Siemens Digital Industries Appoints Dirk Didascalou as Chief Technology Officer
May 4, 2021
Effective September 1, 2021, Dr. Dirk Didascalou will become Chief Technology Officer (CTO) of Siemens Digital Industries (DI).
“We are very excited to welcome Dirk – an accomplished technology executive and exceptional leader – to the Siemens team,” said Cedrik Neike, member of the Managing Board of Siemens AG and CEO Digital Industries. “With two decades of experience in R&D, deep technology expertise in mobile communications, cloud computing and hyperscale architecture, software-as-a-service (SaaS), and IoT solutions, he is the right leader to further accelerate our strategy of merging the digital and the real worlds. He will be advancing our innovation ecosystem together with our customers and partners.”
Dr. Didascalou joins Siemens from Amazon Web Services (AWS), where he was Vice President for the Internet of Things, based in Seattle, Washington, USA. In his new role at Siemens Digital Industries, he will report directly to CEO Cedrik Neike. The CTO function will be leading the overall technology and architecture strategy for DI. Based in Germany, he will have global responsibility and a strong presence in all major regions.
Dr. Didascalou will also oversee strategic industrial engagements with partners and joint customer initiatives, for example in the automotive industry. Besides his duties for DI, he will also take on a leading role on the Siemens AG‑wide IoT board, driving digital transformation across all businesses at Siemens.
“I have seen Industrial IoT make a significant impact on many customers as they undergo digital transformation to be data driven and move at the speed of software.
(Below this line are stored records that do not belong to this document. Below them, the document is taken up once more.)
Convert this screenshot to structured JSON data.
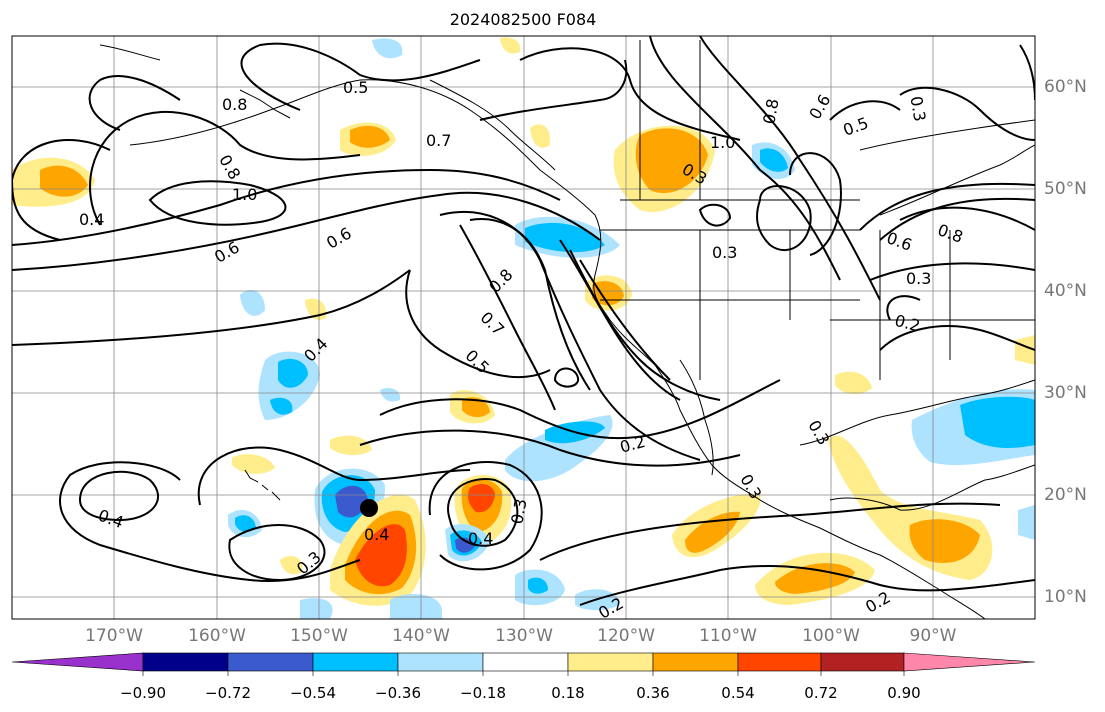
{
  "title": "2024082500 F084",
  "map": {
    "projection": "cylindrical",
    "lon_range": [
      -180,
      -80
    ],
    "lat_range": [
      8,
      65
    ],
    "lon_labels": [
      "170°W",
      "160°W",
      "150°W",
      "140°W",
      "130°W",
      "120°W",
      "110°W",
      "100°W",
      "90°W"
    ],
    "lat_labels": [
      "60°N",
      "50°N",
      "40°N",
      "30°N",
      "20°N",
      "10°N"
    ],
    "grid": true,
    "storm_marker": {
      "lon": -145,
      "lat": 19
    }
  },
  "contour_labels": [
    "0.8",
    "0.5",
    "0.7",
    "0.8",
    "1.0",
    "0.4",
    "0.6",
    "0.6",
    "0.8",
    "0.7",
    "0.5",
    "0.4",
    "1.0",
    "0.3",
    "0.3",
    "0.8",
    "0.6",
    "0.5",
    "0.3",
    "0.6",
    "0.8",
    "0.3",
    "0.2",
    "0.2",
    "0.3",
    "0.4",
    "0.4",
    "0.3",
    "0.3",
    "0.2",
    "0.2",
    "0.4",
    "0.3"
  ],
  "colorbar": {
    "ticks": [
      "−0.90",
      "−0.72",
      "−0.54",
      "−0.36",
      "−0.18",
      "0.18",
      "0.36",
      "0.54",
      "0.72",
      "0.90"
    ],
    "colors": [
      "#9932CC",
      "#00008B",
      "#3A5ACD",
      "#00BFFF",
      "#AEE3FF",
      "#FFFFFF",
      "#FFEC8B",
      "#FFA500",
      "#FF4500",
      "#B22222",
      "#FF88AA"
    ]
  }
}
Siemens is both an automation and industrial software leader with a strong engineering culture, and I look forward to joining them and helping lead this digital transformation for industrial customers, large and small,” said Dr. Dirk Didascalou.
Prior to his time at AWS, Dr. Didascalou worked for Microsoft as Corporate Vice President Technology. He moved to Microsoft with that company’s acquisition of Nokia Corp.’s Mobile Phones entity, where he held various leadership positions in Copenhagen, Denmark, and Beijing, China – most recently as the Senior Vice President R&D responsible for worldwide engineering.